Using Amazon Web Services infrastructure for code development, the university created a portal that de-identified testing data until it was transmitted to HIPAA-compliant student health records.

MORE ON EDTECH: Learn how to protect student data when using online and emerging tech.

Early COVID-19 Outbreak Detection In Universities

An innovative warning system developed by two researchers at the University of Virginia has become a critical factor in helping to keep students on campus.

The system, developed by environmental engineer Lisa Colosi-Peterson and molecular epidemiologist Amy Mathers, uses wastewater testing from the university’s residence halls to detect COVID-19 infections before students even report symptoms.

“We’ve selected the highest-risk dorms where there are shared bathrooms, and we test the wastewater every day,” Mathers told Dr. Sanjay Gupta on his Coronavirus: Fact vs Fiction podcast. “If we see a new spike in the number of RNA particles that we’re finding in the wastewater, we’ve gone in and tested all the occupants in that building. We’ve found asymptomatic positives, and we’ve pulled them out and put them into isolation, and we haven’t had any large dormitory outbreaks.”

Mathers said she is confident that the system is sensitive enough to detect the coronavirus even if only 1 in 100 residents is infected. “If we see a signal, we get in there and we test everybody straightaway,” she said.

MORE ON EDTECH: See which social distancing tech is helping campuses reopen.

A Silver Lining: The Pandemic Strengthens IT Teams

Higher education tech leaders say the new partnerships and systems that have emerged during the pandemic are likely to have a positive impact on their institutions for years to come. Foster notes that the University of South Carolina outfitted more than 400 classrooms with new gear to enable remote instruction, including webcams, pan-tilt-zoom cameras and microphones from vendors such as Logitech and ClearOne.

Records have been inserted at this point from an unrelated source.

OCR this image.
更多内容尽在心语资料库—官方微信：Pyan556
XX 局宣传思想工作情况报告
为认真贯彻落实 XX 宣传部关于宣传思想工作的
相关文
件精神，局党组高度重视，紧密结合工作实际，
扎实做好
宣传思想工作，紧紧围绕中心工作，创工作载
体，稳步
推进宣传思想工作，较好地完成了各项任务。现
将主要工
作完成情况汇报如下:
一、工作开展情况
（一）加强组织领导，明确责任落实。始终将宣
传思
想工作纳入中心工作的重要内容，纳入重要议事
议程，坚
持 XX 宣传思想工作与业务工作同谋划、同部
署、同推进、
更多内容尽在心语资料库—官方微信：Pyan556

“From an educational technology perspective, it was both a blessing and a curse,” Foster says. “People were working ridiculous hours, and some of our tech team members were out there running around helping people get their tests done at outdoor testing events. But also, the university as a whole — the president, executives, our board — all recognized suddenly, ‘Wow, technology really underpins everything we do.’ The IT organization got elevated in that process. And for instructors who hadn’t previously used technology in the classroom, they were all forced to do so, and they experienced some things that could help them going forward.”

“The pandemic has been terrible in so many ways,” says Colby Reese, director of health sciences technology at the University of Minnesota. “But from an IT perspective, it has really accelerated the adoption of things that we’ll continue to use in the future. We’re going to come out the other side of this better, I hope.”

Chavez says this experience has shown her how adaptive and resilient her organization is. “Technology changes every day, and it’s important to have strong IT organizations and partnerships with the rest of campus to be able to adapt,” she says. “Even though we’re tired, what we were able to achieve for the institution without any additional IT resources was pretty impressive. That sets our strategy for the future: You figure out your priorities, and then you deliver.”